Boccia, che non sarà capolista ma avrà un ruolo di rilievo nella campagna, ha confermato la sua adesione: «Ho detto sì alla proposta di Bandecchi e sono felice di poter dare il mio contributo». Riguardo a una possibile candidatura di Sangiuliano nel centrodestra, ha precisato: «La sua possibile candidatura non ha giocato nessun ruolo nella mia decisione. I nostri percorsi sono distinti ormai da tempo. Anche politicamente. E se lo dovessi incontrare in campagna elettorale non mi farebbe nessun effetto».
Nel frattempo, sul fronte del centrosinistra, Roberto Fico continua la sua corsa da candidato del campo largo. Oggi ha presentato la lista che porta il suo nome, sottolineando il radicamento territoriale e la solidità del progetto: «La lista con il mio nome sarà presente in tutte le province della Campania ed è un ulteriore tassello per consolidare la coalizione che dovrà battere la destra e dovrà essere la vera alternativa alla destra anche a livello nazionale».
Tuttavia, resta da chiarire il rapporto con l’attuale governatore Vincenzo De Luca, con cui Fico si è incontrato lunedì. Il tono, pur disteso, lascia intendere un equilibrio delicato: «Il dialogo dev’essere la costante di tutto. Cosa si può fare senza il dialogo? Ogni tanto sento attacchi e offese della destra, ma noi non possiamo rispondere a questo perché stiamo guardando al futuro, stiamo lavorando in modo saldo e stiamo costruendo».

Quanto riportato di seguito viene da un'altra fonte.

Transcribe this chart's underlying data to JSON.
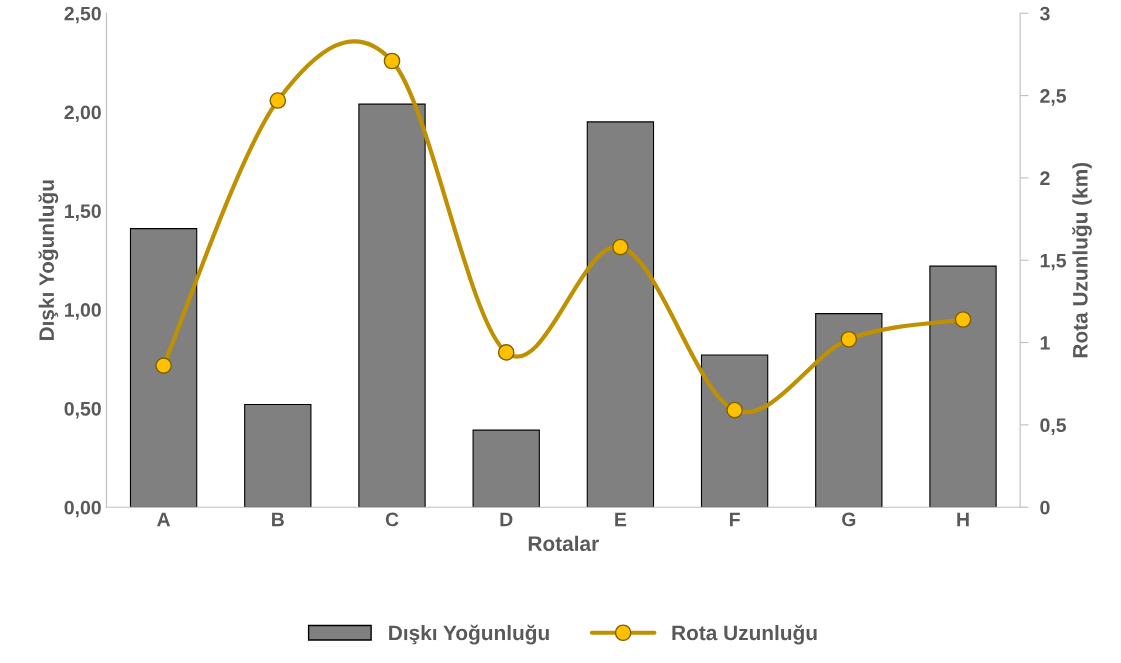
{
  "chart_data": {
    "type": "bar",
    "xlabel": "Rotalar",
    "ylabel": "Dışkı Yoğunluğu",
    "y2label": "Rota Uzunluğu (km)",
    "categories": [
      "A",
      "B",
      "C",
      "D",
      "E",
      "F",
      "G",
      "H"
    ],
    "series": [
      {
        "name": "Dışkı Yoğunluğu",
        "color": "#808080",
        "values": [
          1.41,
          0.52,
          2.04,
          0.39,
          1.95,
          0.77,
          0.98,
          1.22
        ]
      },
      {
        "name": "Rota Uzunluğu",
        "type": "line",
        "axis": "y2",
        "color": "#bf9000",
        "marker": "circle",
        "values": [
          0.86,
          2.47,
          2.71,
          0.94,
          1.58,
          0.59,
          1.02,
          1.14
        ]
      }
    ],
    "ylim": [
      0,
      2.5
    ],
    "yticks": [
      {
        "value": 0,
        "label": "0,00"
      },
      {
        "value": 0.5,
        "label": "0,50"
      },
      {
        "value": 1,
        "label": "1,00"
      },
      {
        "value": 1.5,
        "label": "1,50"
      },
      {
        "value": 2,
        "label": "2,00"
      },
      {
        "value": 2.5,
        "label": "2,50"
      }
    ],
    "y2lim": [
      0,
      3
    ],
    "y2ticks": [
      0,
      {
        "value": 0.5,
        "label": "0,5"
      },
      1,
      {
        "value": 1.5,
        "label": "1,5"
      },
      2,
      {
        "value": 2.5,
        "label": "2,5"
      },
      3
    ],
    "grid": false,
    "legend": "bottom"
  }
}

Al di là dei nomi e delle alleanze, però, resta una questione di fondo: questa politica fatta di intrecci personali, battute da copertina e candidature nate più da dinamiche di visibilità che da contenuti rischia di allontanare ulteriormente gli elettori. In un Paese dove l’astensionismo cresce a ogni tornata elettorale, assistere a una campagna che spesso scivola verso la cronaca rosa più che verso il confronto sui problemi reali – lavoro, sanità, ambiente, giovani – non può che alimentare sfiducia e disinteresse.
Lo scontro tra Boccia e Sangiuliano, con il suo carico di retroscena, ex relazioni politiche e frecciatine personali, somiglia più a un teatrino che a un confronto politico serio. Una messinscena che occupa spazio nei notiziari, ma non nella coscienza civile di cittadini sempre più distanti da una politica che preferisce lo spettacolo alla sostanza. E in questo spettacolo, il grande assente resta proprio l’elettore.